Some of us spent Thursday discussing about privacy and what makes us give our precious personal information away, drawing on prospect and utility theories, econometric models, theories of cognitive bias in decision making as well as the impact of social class and political beliefs. The facilitator, Spyros Kokolakis from the University of Aegean, presented the case of the brand new Greek national ID scheme. This is based on smartcard technology and intended to be used to monitor every single financial transaction for reasons of tackling tax evasion - ambitious as much as controversial!
It was interesting to explore how perceptions of risk vary, depending on contextual anchors, personal experience etc. and consider how their understanding may have a fundamental role in the success of any technological platform, especially in our area of security and privacy.

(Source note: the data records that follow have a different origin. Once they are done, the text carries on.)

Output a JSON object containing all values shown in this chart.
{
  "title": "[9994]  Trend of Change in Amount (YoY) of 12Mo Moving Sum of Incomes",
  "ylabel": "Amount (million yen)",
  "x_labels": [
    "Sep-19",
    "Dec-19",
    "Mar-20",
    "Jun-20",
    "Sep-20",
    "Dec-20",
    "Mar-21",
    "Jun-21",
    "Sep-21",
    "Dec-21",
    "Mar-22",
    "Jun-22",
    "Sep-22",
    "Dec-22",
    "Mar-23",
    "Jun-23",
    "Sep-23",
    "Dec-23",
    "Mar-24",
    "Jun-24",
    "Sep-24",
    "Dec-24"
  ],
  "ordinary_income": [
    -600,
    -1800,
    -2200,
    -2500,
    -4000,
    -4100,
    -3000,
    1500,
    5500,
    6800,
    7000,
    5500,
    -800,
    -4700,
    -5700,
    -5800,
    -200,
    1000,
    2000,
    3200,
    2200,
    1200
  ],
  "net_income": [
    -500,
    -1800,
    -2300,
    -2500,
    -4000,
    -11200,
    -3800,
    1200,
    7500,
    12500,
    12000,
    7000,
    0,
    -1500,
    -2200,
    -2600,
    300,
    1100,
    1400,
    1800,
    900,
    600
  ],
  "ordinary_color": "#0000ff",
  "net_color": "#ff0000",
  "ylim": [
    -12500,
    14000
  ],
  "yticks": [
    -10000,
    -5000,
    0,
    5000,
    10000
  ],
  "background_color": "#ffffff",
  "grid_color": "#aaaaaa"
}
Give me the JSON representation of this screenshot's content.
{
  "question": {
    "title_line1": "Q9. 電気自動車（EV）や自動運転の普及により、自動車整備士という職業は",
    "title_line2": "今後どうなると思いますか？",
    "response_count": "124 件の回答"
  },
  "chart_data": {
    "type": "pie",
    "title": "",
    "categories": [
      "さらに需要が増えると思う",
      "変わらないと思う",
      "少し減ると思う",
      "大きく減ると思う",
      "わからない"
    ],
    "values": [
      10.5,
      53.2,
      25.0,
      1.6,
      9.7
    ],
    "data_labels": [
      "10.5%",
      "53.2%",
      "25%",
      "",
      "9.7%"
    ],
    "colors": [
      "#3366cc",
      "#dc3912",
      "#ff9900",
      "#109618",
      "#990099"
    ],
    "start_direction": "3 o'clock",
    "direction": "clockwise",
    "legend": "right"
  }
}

A key observation was that the planning of any intervention based on schemes such as the IDs above, not only does it require a robust technological platform, but also an appreciation for the factors that may facilitate or inhibit its use (or abuse!): perception of value, comfort, fear, perception of risk to name but a few. These are not always easily captured in quantitative or qualitative models and even then, it may be difficult to integrate those into the security design.
And as for the case of the new Greek IDs, if I had any reservations for their effectiveness against tax evasion before, well, those certainly didn't go away after our discussions. But I'll be certainly looking out for the results of Spyros' evaluative research of the scheme.